14. The missile in accordance with claim 11, wherein two of said drive units are for said lower two vanes and two of said drive units are for said upper two vanes and said said drive units for said lower vanes are arranged in front of two of said drive units for said upper vanes, providing a greater distance between said drive units for said lower vanes and a plane spanned by said vane pivot axes than between said drive units for said upper vanes and said plane spanned by said vane pivot axes, and each said lower vane kinematic connection is adapted in terms of rigidity, including force-deformation characteristics, to vane linkages for said upper vane kinematic connection.

15. The missile in accordance with claim 11, wherein said coupling rod of each said lower vane kinematic connection is provided with fork joint ends with parallel joint axes.

16. The missile in accordance with claim 11, wherein said double lever of said upper vane kinematic connection has a forked end which with a first portion and a second portion that cooperate to surround a nut of a roll spindle drive and accommodates joint pins fastened at said nut in elongated connecting links with sliding blocks, wherein said nut is secured against rotation.

17. The missile in accordance with claim 15, wherein said pivot axis of said double lever and a joint axis through said nut of said roll spindle drive, passing through the center of said joint pin, are parallel.

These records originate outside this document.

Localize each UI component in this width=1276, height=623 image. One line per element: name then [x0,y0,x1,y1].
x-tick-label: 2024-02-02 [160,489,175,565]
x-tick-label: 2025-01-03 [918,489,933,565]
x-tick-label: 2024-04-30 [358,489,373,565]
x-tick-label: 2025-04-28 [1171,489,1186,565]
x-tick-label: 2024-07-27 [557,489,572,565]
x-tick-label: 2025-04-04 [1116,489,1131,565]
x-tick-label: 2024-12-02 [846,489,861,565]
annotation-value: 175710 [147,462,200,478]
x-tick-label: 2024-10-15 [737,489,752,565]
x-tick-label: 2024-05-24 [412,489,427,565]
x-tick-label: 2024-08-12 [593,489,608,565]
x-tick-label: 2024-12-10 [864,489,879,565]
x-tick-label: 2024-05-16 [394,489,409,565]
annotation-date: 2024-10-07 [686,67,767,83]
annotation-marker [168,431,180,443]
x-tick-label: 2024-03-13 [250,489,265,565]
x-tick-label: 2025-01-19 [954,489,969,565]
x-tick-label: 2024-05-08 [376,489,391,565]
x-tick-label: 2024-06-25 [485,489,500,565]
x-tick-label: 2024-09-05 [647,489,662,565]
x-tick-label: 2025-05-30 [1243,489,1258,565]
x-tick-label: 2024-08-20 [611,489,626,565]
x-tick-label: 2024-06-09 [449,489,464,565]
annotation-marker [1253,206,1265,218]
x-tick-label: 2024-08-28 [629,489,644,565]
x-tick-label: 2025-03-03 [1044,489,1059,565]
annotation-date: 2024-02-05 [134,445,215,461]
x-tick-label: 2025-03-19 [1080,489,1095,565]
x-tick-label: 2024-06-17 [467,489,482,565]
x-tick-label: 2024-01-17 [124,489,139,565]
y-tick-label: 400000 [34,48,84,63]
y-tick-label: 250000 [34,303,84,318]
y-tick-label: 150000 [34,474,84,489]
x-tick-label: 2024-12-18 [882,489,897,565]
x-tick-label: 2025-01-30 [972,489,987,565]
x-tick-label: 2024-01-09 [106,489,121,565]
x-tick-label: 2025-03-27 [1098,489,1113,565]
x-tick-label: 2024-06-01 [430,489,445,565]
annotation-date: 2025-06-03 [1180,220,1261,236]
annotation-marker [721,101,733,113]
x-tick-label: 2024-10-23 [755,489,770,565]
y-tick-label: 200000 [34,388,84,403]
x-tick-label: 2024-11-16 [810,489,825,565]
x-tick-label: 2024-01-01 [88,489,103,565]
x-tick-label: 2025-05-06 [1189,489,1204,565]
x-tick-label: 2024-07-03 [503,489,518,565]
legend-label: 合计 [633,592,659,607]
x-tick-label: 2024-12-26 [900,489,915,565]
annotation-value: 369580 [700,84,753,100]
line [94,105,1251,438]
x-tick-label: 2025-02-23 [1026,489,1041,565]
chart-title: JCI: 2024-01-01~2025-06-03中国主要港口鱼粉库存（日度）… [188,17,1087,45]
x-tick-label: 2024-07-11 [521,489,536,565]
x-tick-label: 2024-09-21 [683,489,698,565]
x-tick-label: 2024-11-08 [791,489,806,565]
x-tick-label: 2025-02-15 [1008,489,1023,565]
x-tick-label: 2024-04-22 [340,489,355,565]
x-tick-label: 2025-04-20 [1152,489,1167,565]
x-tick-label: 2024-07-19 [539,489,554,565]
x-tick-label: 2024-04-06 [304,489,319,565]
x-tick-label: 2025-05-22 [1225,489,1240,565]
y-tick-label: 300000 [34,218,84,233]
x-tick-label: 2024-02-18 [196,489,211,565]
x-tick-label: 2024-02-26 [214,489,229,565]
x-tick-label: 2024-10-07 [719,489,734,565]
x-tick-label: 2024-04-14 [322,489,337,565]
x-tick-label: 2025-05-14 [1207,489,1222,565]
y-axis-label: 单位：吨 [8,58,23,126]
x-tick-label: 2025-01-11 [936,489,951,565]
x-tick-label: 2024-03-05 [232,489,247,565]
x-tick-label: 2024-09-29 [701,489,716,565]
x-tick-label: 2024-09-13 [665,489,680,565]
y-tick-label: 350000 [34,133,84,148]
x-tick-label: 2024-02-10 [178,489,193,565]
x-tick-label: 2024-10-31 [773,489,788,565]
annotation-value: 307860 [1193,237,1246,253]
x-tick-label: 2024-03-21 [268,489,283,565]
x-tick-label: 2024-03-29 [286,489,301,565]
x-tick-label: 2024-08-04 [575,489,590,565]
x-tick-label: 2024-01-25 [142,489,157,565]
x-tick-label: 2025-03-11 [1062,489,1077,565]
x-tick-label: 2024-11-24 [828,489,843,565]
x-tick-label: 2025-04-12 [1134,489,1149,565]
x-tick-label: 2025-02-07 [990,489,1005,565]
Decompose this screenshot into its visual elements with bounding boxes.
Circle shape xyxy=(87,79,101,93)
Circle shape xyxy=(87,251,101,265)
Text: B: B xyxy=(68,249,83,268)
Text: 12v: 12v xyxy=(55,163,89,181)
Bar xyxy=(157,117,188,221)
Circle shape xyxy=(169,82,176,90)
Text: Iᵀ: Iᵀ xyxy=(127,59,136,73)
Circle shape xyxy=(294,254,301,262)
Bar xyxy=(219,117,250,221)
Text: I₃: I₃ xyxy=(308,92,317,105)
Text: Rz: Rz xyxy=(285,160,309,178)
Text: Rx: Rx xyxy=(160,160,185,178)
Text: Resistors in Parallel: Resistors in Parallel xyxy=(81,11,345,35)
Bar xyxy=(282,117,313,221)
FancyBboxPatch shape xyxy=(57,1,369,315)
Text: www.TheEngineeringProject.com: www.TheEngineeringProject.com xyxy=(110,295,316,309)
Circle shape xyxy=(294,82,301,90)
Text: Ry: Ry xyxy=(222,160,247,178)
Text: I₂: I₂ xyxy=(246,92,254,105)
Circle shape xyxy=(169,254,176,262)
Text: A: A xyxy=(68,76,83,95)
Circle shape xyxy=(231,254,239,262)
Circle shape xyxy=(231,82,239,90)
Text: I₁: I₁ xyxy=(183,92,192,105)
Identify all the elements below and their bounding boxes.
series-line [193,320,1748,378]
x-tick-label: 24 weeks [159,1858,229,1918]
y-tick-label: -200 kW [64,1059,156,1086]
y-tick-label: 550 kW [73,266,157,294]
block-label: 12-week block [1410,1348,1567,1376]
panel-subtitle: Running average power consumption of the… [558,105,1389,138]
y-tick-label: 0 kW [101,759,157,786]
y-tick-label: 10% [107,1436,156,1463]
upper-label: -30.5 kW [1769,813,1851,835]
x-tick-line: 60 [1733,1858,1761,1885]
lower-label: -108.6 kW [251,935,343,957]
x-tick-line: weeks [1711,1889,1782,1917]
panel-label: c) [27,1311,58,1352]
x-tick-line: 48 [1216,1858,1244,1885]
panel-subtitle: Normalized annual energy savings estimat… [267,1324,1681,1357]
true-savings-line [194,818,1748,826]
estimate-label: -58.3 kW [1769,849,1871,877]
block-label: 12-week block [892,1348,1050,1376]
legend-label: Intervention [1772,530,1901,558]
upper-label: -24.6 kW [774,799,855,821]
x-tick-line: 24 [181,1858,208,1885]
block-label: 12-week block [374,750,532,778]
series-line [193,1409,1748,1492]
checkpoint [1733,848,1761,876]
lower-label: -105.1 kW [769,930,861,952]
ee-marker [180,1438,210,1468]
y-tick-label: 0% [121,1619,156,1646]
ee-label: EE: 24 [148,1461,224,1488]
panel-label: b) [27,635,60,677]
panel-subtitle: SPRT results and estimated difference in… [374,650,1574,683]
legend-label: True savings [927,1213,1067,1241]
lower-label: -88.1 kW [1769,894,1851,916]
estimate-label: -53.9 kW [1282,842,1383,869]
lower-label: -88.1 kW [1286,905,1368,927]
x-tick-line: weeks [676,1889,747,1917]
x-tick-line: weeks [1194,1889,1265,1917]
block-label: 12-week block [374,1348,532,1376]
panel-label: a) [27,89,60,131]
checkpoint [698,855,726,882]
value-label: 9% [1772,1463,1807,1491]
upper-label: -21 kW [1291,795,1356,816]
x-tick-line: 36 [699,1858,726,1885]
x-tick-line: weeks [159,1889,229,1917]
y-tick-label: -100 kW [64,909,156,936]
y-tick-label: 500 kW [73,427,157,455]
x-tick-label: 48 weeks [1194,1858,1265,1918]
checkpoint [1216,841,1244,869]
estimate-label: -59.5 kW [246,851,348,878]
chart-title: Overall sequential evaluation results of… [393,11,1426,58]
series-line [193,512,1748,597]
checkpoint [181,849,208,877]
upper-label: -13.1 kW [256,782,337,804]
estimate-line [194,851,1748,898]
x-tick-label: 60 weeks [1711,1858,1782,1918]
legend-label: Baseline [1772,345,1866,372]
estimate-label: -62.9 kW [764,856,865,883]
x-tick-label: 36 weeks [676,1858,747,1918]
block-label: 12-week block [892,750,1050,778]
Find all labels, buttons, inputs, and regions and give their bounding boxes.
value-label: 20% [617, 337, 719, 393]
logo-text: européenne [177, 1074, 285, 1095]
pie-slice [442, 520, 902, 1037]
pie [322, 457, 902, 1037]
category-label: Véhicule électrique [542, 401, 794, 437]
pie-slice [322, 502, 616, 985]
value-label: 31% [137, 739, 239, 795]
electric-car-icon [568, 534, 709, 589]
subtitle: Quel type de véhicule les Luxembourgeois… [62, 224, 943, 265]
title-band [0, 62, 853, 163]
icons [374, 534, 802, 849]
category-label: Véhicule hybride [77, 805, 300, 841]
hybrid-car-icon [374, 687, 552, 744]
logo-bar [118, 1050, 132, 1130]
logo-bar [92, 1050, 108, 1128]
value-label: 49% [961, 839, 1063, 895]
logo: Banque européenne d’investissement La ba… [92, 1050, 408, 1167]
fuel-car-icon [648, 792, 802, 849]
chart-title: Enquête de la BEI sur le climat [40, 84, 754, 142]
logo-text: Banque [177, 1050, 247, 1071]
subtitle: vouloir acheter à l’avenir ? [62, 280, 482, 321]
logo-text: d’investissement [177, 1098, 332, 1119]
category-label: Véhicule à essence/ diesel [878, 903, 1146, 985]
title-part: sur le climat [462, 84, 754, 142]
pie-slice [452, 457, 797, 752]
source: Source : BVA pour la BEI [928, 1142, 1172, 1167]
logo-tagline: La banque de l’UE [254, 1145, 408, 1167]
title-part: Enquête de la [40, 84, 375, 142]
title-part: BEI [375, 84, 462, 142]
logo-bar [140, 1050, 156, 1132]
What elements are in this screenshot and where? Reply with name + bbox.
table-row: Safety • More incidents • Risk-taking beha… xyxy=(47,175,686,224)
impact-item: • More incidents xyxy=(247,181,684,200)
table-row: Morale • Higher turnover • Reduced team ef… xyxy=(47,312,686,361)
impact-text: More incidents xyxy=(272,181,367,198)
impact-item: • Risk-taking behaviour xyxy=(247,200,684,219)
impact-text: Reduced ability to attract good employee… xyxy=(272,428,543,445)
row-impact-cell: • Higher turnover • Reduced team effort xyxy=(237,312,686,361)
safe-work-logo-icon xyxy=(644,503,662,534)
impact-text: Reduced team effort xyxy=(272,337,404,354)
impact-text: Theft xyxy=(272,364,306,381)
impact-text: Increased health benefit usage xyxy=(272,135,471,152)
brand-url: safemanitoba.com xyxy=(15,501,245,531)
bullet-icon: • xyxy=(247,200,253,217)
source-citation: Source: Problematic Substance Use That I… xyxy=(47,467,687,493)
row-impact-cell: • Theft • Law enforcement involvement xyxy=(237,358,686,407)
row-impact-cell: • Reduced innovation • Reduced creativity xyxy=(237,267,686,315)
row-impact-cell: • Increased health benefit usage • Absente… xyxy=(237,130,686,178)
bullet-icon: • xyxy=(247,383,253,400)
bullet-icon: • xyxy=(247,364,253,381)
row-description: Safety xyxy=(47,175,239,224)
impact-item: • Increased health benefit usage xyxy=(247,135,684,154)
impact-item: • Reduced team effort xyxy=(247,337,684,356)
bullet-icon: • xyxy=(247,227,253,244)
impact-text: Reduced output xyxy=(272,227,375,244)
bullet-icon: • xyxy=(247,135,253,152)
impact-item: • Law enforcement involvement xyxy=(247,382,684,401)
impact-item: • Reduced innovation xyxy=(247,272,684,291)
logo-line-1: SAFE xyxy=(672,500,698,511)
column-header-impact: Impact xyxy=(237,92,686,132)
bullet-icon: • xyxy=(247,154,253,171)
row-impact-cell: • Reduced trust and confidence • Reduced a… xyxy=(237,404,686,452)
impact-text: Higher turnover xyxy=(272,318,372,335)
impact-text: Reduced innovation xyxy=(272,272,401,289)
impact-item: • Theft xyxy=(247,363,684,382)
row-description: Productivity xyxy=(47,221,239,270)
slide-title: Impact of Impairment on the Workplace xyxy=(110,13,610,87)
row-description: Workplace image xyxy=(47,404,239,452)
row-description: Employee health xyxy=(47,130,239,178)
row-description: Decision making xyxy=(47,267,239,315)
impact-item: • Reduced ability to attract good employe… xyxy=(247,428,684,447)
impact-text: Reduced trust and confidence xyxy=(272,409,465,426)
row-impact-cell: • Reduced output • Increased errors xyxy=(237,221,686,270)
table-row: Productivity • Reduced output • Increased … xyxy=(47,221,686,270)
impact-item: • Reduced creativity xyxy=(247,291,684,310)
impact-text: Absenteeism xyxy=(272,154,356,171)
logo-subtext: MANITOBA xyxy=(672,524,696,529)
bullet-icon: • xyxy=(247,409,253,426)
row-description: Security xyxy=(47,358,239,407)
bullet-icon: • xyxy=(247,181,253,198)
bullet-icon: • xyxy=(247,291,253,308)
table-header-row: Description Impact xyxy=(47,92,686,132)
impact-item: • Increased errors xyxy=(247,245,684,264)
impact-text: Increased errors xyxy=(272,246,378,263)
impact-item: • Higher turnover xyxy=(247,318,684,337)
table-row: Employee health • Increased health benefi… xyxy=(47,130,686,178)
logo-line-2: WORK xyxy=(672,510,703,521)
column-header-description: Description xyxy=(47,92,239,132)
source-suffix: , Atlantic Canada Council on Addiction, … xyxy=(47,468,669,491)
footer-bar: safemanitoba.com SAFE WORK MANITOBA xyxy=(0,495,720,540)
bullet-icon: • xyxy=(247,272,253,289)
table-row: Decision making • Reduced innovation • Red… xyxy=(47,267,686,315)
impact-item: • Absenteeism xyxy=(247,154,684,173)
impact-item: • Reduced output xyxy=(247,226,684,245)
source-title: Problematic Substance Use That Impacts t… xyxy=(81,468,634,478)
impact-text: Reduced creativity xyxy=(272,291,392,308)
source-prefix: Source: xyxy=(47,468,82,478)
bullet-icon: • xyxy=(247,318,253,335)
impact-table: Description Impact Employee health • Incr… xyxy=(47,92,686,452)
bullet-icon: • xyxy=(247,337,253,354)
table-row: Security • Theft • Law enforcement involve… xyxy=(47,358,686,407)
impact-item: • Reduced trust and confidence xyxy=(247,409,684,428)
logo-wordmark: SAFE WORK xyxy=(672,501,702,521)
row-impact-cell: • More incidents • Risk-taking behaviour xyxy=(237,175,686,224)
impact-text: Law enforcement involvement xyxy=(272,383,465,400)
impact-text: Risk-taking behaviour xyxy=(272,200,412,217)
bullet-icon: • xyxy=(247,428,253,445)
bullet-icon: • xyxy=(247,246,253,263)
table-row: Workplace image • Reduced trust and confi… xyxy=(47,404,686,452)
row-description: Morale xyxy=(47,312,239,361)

18. The missile in accordance with claim 17, wherein each said double lever has an intersection of said joint axis through said nut of the said roll spindle drive with said spindle axis of said roll spindle drive, a radial and axial center of a drag bearing, and a center of a coupling rod-side ball joint are located on one line.

19. The missile in accordance with claim 14, wherein at least a majority of drag and pivot bearings of said upper vane kinematic connection and said lower vane kinematic connection of said vane linkage and of said vanes are designed as rolling bearings.

20. The missile in accordance with claim 11, wherein said separately pivotable vanes are in the form of a rectangular diagonal cross.